Reading and writing the backing source file specified by re_source cannot be transactionally protected because it involves filesystem operations that are not part of the Berkeley DB transaction methodology. For this reason, if a temporary database is used to hold the records, i.e., a NULL was specified as the file argument to db_open, it is possible to lose the contents of the re_source file, e.g., if the system crashes at the right instant. If a file is used to hold the database, i.e., a file name was specified as the file argument to db_open, normal database recovery on that file can be used to prevent information loss, although it is still possible that the contents of re_source will be lost if the system crashes.

The re_source file must already exist (but may be zero-length) when db_open is called.

For all of the above reasons, the re_source field is generally used to specify databases that are read-only for Berkeley DB applications, and that are either generated on the fly by software tools, or modified using a different mechanism, e.g., a text editor.

u_int32_t flags;
The following additional flags may be specified by logically OR'ing together one or more of the following values:

DB_DELIMITER
The re_delim field is set.

DB_FIXEDLEN
The records are fixed-length, not byte delimited. The structure element re_len specifies the length of the record, and the structure element re_pad is used as the pad character.

Any records added to the database that are less than re_len bytes long are automatically padded. Any attempt to insert records into the database that are greater than re_len bytes long will cause the call to fail immediately and return an error.

DB_PAD
The re_pad field is set.

DB_RENUMBER
Specifying the DB_RENUMBER flag causes the logical record numbers to be mutable, and change as records are added to and deleted from the database. For example, the deletion of record number 4 causes records numbered 5 and greater to be renumbered downward by 1. If a cursor was positioned to record number 4 before the deletion, it will reference the new record number 4, if any such record exists, after the deletion. If a cursor was positioned after record number 4 before the deletion, it will be shifted downward 1 logical record, continuing to reference the same record as it did before.

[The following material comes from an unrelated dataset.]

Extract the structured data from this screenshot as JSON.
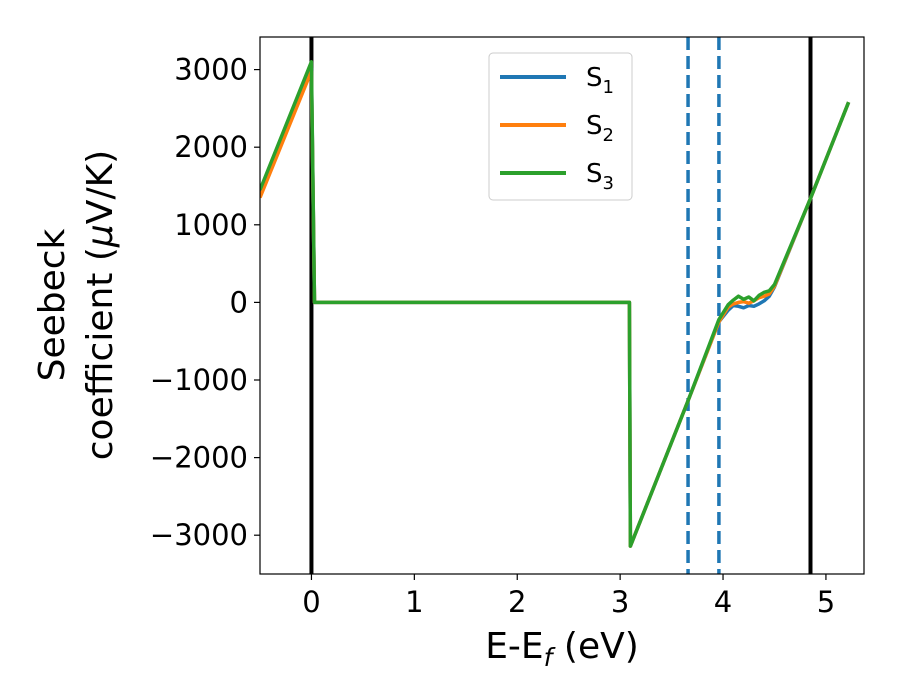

Using the DB->put or DBcursor->c_put interfaces to create new records will cause the creation of multiple records if the record number is more than one greater than the largest record currently in the database. For example, creating record 28, when record 25 was previously the last record in the database, will create records 26 and 27 as well as 28. Attempts to retrieve records that were created in this manner will result in an error return of DB_KEYEMPTY.

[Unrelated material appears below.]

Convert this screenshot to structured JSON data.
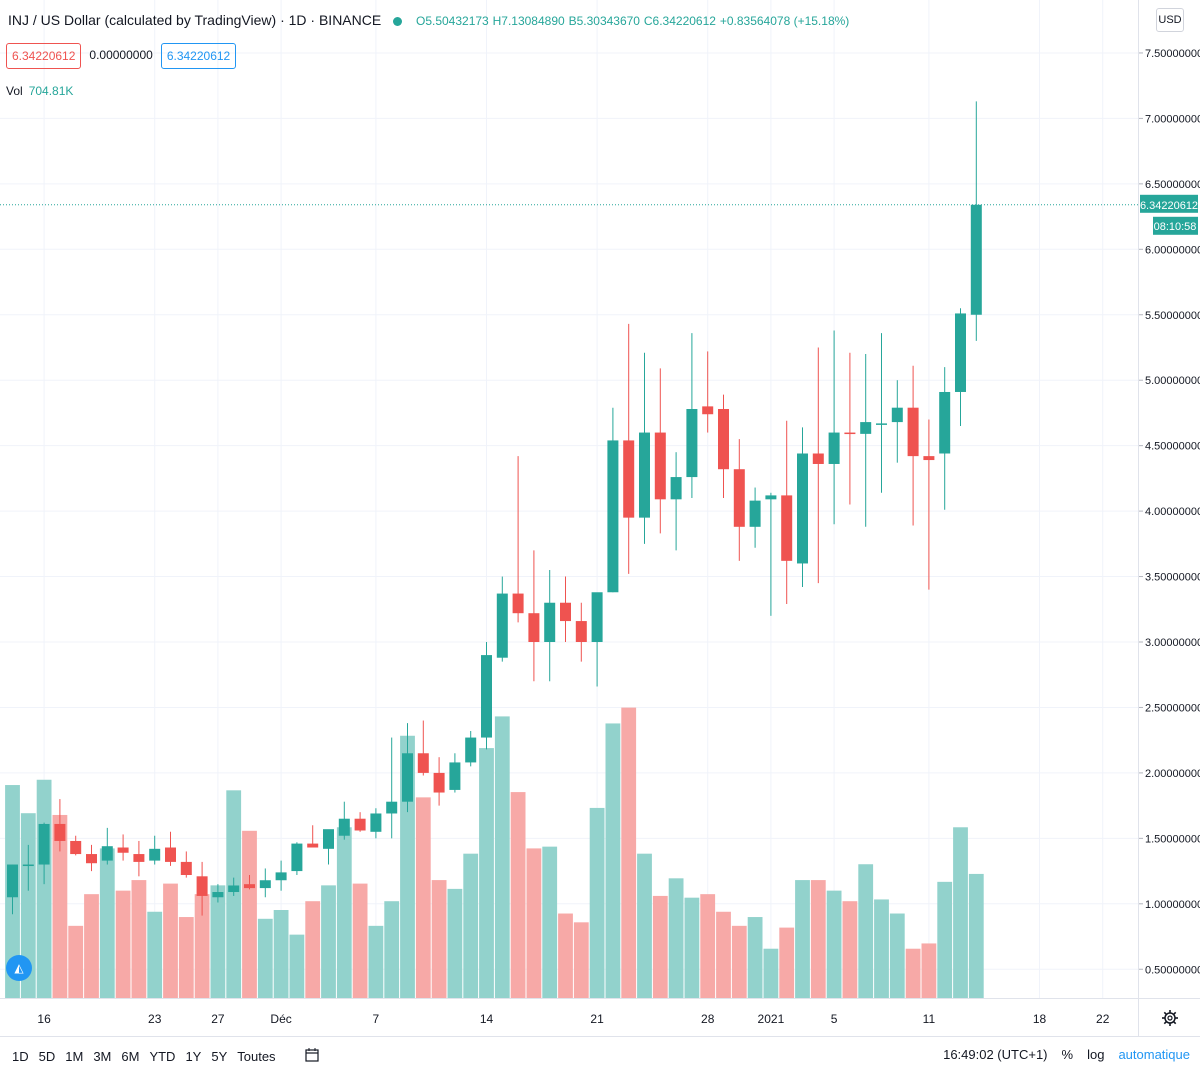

If a created record is not at the end of the database, all records following the new record will be automatically renumbered upward by 1. For example, the creation of a new record numbered 8 causes records numbered 8 and greater to be renumbered upward by 1. If a cursor was positioned to record number 8 or greater before the insertion, it will be shifted upward 1 logical record, continuing to reference the same record as it did before.

For these reasons, concurrent access to a recno database with the DB_RENUMBER flag specified may be largely meaningless, although it is supported.

DB_SNAPSHOT
This flag specifies that any specified re_source file be read in its entirety when db_open is called. If this flag is not specified, the re_source file may be read lazily.